2.04.2011

Guild Socialism

From Ayn Rand : “The Cashing-in: The Student ‘Rebellion,’” Capitalism: The Unknown Ideal
Particularly Relevant to Every Aspect of Statist Québec :
 The student rebels’ notion 
that universities should be run by students and faculties 
was an open, explicit assault on the same right 
attacked implicitly by all their other notions: 
the right of private property. 
And of all the various statist-collectivist systems, 
the one they chose as their goal is, 
politico-economically, the least practical; 
intellectually, the least defensible; 
morally, the most shameful: 
guild socialism.
Guild socialism is a system that 
abolishes the exercise of individual ability 
by chaining men into groups 
according to their line of work, 
and  
delivering the work into the group’s power
as its exclusive domain, 
with the group dictating 
the rules, standards, and practices 
of how the work is to be done 
and who shall or shall not do it.



Guild socialism is 
the concrete-bound, 
routine-bound mentality of a savage, 
elevated into a social theory. 
Just as a tribe of savages seizes a piece of jungle territory 
and claims it as a monopoly by reason of the fact of being there, 
so guild socialism grants a monopoly, 
not on a jungle forest or waterhole, 
but on a factory or a university
not by reason of an individual's ability, achievement, or even “public service,” 
but by reason of the fact that he is there.
Just as savages have no concept 
of causes or consequences, 
of past or future, 
and no concept of efficacy beyond the muscular power of their tribe, 
so guild socialists
finding themselves in the midst of an industrial civilization, 
regard its institutions as phenomena of nature 
and see no reason why the gang should not seize them.
If there is any one proof of 
an individual's incompetence, 
it is the stagnant mentality of a worker 
(or of a professor) who, 
doing some small, routine job in a vast undertaking, 
does not care to look beyond the lever of a machine 
(or the lectern of a classroom), 
does not choose to know how the machine 
(or the classroom) 
got there or what makes his job possible, 
but proclaims that the management of the undertaking 
is parasitical and unnecessary. 
Managerial work, 
the organization and integration of human effort 
into purposeful, large-scale, long-range activities, 
is, 
in the realm of action, 
what an individual’s conceptual faculty is 
in the realm of cognition. 
It is beyond the grasp and, therefore, 
is the first target of the self-arrested, sensory-perceptual mentality.
If there is any one way to confess one’s own mediocrity, 
it is the willingness to place one’s work in the absolute power of a group, 
particularly a group of one’s professional colleagues
Of any forms of tyranny, this is the worst; 
it is directed against a single human attribute: 
the mind
and against a single enemy: 
the innovator. 
The innovator, by definition, 
is the person who challenges the established practices of his profession.
To grant a professional monopoly to any group, 
is to sacrifice human ability and abolish progress; 
to advocate such a monopoly, 
is to confess that one has nothing to sacrifice.
Guild socialism is the rule of, by, and for mediocrity. 
Its cause is a society’s intellectual collapse; 
its consequence is a quagmire of stagnation; 
its historical example is the guild system of the Middle Ages 
or, in modern times, the fascist system of Italy under Mussolini.

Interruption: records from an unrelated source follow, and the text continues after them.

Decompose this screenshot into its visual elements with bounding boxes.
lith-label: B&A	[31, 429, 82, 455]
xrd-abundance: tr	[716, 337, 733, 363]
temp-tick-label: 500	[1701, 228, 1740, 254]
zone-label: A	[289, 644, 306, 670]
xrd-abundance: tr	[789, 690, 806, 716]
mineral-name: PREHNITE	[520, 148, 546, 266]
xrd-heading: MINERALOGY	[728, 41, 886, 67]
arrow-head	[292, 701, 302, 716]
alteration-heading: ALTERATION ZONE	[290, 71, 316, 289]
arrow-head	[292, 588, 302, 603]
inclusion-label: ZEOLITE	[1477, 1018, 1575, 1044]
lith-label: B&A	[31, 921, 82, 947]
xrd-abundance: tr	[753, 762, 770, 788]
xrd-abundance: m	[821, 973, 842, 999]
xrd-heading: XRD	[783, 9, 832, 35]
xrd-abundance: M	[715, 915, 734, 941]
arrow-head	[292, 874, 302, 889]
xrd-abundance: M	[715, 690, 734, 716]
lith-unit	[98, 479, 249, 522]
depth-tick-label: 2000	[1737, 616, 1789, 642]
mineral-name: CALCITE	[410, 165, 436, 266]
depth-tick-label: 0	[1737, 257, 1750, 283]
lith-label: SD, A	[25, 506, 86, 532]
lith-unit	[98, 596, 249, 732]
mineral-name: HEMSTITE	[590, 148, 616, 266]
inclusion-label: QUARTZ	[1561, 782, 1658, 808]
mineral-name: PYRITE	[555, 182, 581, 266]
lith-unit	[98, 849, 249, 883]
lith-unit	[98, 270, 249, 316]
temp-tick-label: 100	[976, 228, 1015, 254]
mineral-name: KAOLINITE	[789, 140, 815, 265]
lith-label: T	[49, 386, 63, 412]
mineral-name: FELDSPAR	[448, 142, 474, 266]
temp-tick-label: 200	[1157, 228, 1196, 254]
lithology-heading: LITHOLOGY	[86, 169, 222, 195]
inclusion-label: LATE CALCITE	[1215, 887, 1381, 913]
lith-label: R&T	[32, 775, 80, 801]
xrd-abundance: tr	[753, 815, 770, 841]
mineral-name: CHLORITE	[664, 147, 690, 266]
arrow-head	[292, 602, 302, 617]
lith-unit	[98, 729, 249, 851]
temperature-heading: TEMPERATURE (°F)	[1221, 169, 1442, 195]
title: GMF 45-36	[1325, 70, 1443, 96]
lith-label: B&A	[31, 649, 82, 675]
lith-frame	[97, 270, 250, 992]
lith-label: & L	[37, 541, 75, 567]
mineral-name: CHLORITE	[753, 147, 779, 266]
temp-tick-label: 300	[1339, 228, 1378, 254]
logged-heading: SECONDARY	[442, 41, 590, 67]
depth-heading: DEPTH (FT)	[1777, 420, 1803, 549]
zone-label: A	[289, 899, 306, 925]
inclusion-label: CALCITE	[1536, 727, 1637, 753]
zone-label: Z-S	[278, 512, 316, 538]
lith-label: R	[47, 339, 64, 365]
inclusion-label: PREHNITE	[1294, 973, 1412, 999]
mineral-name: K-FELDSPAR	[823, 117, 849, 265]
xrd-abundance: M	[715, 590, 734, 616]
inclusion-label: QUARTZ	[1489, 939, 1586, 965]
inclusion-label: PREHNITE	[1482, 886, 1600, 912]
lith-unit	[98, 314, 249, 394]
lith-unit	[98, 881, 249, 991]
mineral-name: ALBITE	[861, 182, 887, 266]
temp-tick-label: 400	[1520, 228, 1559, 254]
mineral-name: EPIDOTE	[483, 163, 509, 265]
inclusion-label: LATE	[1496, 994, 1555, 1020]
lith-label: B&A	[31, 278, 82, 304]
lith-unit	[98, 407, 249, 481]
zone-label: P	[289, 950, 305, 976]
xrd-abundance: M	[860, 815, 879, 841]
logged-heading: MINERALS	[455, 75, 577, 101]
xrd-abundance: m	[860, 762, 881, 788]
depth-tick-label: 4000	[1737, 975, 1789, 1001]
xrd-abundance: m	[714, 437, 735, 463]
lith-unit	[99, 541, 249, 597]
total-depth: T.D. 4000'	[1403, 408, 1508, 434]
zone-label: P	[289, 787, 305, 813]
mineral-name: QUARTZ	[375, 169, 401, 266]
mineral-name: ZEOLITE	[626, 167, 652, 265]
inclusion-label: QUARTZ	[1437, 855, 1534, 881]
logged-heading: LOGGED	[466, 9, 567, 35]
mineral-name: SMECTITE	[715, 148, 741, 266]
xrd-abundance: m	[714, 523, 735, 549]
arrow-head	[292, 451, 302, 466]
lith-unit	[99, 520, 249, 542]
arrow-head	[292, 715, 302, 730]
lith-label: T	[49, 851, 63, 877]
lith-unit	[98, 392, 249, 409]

The particular form of economic organization, 
which is becoming more and more apparent in this country, 
as an outgrowth of the power of pressure groups, 
is one of the worst variants of statism: guild socialism
Guild socialism robs the talented young of their future, 
by freezing individuals into professional castes under rigid rules. 
It represents an open embodiment of the basic motive of most statists, 
though they usually prefer not to confess it: 
the entrenchment and protection of mediocrity from abler competitors, 
the shackling of people of superior ability 
down to the mean average of their professions. 
That theory is not too popular among socialists though it has its advocates,
but the most famous instance of its large-scale practice was Fascist Italy.
In the 1930’s, a few perceptive people said that Roosevelt’s New Deal 
was a form of guild socialism and 
that it was closer to Mussolini’s system than to any other. 
They were ignored. 
Today, the evidence is unmistakable.
It was also said that if fascism ever came to the United States, 
it would come disguised as socialism.